If the technician performs this check, the only code you can use is 99211, says Catherine Brink, CMM, CPC, president of Healthcare Resource Management Inc., a coding and compliance consulting company based in Spring Lake, N.J. A technician check is not billable at all as a pre-op unless they use 99211 and the visit occurs more than one day prior to the surgery, she explains. If, however, the ophthalmologist does the preoperative examination more than one day prior to the surgery, you could bill another E/M code (99212-99215).

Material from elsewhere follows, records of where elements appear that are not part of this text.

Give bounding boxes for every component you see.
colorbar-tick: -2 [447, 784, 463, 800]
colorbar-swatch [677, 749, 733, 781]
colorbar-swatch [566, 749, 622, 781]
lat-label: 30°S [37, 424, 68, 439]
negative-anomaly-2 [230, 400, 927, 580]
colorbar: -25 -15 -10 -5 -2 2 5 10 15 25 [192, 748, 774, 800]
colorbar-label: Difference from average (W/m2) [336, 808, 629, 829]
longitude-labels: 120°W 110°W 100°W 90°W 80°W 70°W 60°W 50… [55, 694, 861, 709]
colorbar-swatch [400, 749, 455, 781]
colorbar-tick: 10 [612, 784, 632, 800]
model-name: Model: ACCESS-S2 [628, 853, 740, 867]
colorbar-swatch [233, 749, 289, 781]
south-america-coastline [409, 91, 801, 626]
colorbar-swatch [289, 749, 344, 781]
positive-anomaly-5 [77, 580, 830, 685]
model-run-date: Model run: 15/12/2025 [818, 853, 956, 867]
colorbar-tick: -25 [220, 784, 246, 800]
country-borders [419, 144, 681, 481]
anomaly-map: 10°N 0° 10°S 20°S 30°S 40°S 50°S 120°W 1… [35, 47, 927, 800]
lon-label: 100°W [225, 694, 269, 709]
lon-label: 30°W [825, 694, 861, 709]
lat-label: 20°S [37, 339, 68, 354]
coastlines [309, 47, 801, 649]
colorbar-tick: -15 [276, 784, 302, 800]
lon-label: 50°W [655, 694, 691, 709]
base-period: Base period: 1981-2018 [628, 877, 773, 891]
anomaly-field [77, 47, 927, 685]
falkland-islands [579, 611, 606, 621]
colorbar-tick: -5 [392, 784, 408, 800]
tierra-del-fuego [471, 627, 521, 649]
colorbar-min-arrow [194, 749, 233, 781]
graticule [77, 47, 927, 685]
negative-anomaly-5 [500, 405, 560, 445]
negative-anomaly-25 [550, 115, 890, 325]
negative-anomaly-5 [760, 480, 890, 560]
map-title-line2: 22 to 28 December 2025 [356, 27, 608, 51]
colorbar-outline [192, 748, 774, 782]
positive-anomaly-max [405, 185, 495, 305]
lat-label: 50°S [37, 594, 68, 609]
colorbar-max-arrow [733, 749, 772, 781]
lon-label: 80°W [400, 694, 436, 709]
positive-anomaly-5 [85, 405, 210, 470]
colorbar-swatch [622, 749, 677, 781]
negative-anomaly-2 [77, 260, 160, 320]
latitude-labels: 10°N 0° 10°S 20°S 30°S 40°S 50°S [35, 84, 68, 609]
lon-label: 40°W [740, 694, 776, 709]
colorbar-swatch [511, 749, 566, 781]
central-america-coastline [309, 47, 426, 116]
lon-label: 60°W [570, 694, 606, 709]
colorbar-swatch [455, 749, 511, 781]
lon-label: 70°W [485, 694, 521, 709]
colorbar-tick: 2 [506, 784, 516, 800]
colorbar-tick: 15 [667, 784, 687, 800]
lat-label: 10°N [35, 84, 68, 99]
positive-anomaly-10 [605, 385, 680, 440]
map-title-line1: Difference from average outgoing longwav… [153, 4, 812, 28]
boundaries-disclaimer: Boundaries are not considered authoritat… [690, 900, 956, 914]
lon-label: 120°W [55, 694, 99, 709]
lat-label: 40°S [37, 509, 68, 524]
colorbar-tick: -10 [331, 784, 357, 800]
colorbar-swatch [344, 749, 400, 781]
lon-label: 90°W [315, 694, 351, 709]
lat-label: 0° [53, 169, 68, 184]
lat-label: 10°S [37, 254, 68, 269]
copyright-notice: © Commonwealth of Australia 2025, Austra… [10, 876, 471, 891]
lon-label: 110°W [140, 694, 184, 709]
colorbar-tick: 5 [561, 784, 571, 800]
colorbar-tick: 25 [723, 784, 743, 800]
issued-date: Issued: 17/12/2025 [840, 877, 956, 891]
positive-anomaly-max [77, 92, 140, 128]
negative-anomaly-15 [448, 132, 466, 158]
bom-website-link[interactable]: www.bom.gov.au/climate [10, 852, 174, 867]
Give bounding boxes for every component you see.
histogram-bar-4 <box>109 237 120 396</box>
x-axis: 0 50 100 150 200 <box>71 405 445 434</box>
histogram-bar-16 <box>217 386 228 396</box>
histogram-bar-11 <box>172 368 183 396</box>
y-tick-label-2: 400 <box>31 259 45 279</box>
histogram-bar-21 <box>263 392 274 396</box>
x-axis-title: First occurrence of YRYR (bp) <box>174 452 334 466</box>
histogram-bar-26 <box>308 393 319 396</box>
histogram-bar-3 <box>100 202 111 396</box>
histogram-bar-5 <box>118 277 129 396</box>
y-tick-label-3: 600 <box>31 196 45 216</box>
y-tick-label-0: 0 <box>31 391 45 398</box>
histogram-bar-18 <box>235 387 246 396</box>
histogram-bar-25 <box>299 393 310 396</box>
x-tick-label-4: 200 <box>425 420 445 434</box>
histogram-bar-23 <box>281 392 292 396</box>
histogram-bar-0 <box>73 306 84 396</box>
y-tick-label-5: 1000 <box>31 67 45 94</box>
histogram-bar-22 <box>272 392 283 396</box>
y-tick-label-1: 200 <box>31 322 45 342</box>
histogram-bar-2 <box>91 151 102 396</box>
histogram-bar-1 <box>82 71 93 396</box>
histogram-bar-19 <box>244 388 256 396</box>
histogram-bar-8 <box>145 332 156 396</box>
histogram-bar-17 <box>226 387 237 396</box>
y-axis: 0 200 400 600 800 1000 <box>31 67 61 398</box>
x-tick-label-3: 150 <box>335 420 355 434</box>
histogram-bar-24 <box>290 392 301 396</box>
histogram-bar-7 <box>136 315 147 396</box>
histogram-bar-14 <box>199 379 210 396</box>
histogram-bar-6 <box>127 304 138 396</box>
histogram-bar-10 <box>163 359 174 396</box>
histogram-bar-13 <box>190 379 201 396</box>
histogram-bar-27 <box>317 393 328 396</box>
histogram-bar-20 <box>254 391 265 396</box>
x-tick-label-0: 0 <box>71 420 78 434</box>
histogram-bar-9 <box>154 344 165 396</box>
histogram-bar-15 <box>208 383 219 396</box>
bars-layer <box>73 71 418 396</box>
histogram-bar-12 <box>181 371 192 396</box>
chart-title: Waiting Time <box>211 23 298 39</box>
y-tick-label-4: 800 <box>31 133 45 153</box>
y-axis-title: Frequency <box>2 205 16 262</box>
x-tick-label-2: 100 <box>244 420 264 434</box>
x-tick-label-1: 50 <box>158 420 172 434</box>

Some ophthalmologists think that a technician can bill for any level visit as long as it is under the supervision of a physician, but that is wrong. Only allied healthcare professions who are licensed by the state can bill this way, and then only for those services included in the scope of practice established for that type of license, Roberts notes.
Some practices never use 99211 for the technician but you can in some circumstances, providing there is a complaint. For any office visit to be covered in the Medicare program, there must be a complaint of a sign and/or symptom from the patient, a known condition, or a physician-recommended return.
However, in the example of a cataract patient returning for an A-scan, the physician has already diagnosed the problem, the patient is scheduled for surgery, and any non-testing service provided in the interim is technically preoperative and not separately billable. The A-scan can be billed, of course.